J&J attorneys asserted in court that there's no conclusive evidence talc caused Leavitt's mesothelioma.
The plaintiff, Terry Leavitt, said she regularly used two J&J products in the 1960s and '70s containing talc. The verdict said that the baby powder was a "substantial contributing factor" in her illness.
J&J, which has steadfastly denied its baby powder is contaminated with asbestos, still faces more than 13,000 lawsuits claiming its 135-year-old baby powder line caused mesothelioma and ovarian cancer. "We respect the legal process and reiterate that jury verdicts are not medical, scientific or regulatory conclusions about a product", the company said.
A United States jury on Wednesday ordered Johnson & Johnson to pay $29 million (Rs 202 crore) to a woman diagnosed with cancer, who alleged that the asbestos in the firm's talcum-powder-based products caused her disease, Reuters reported.
Talc and asbestos are often mined together from metamorphic rocks, particularly in North Carolina, Alabama, Vermont and northern Italy. "The internal J&J documents that the jury saw, once more laid bare the shocking truth of decades of cover-up, deception and concealment by J&J".
About 8 out of 10 people with mesothelioma have been exposed to asbestos.
Despite the verdicts, Johnson & Johnson maintains that its baby powder formula does not contain asbestos, and set up a website called "Facts about Talc" to try and dissuade the public from continuing to think one of its most popular products contains the harmful mineral.

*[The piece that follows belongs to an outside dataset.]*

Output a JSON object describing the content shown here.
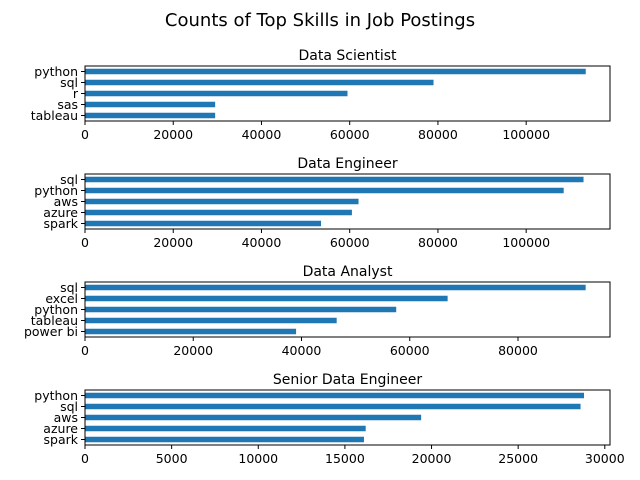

Leavitt's trial originally included J&J's talc supplier, Imerys Talc America, a unit of Imerys SE, as a co-defendant.
The conglomerate said it would appeal the order and cited "serious procedural and evidentiary errors" in the trial's proceedings. It found no asbestos in any of them. The company is now embroiled in roughly 13,000 lawsuits brought by people who claim the company's products caused or contributed to serious health issues, the AP reports. It includes a section linking to multiple studies conducted over decades that showed no increased risk for ovarian cancer in women who used baby powder.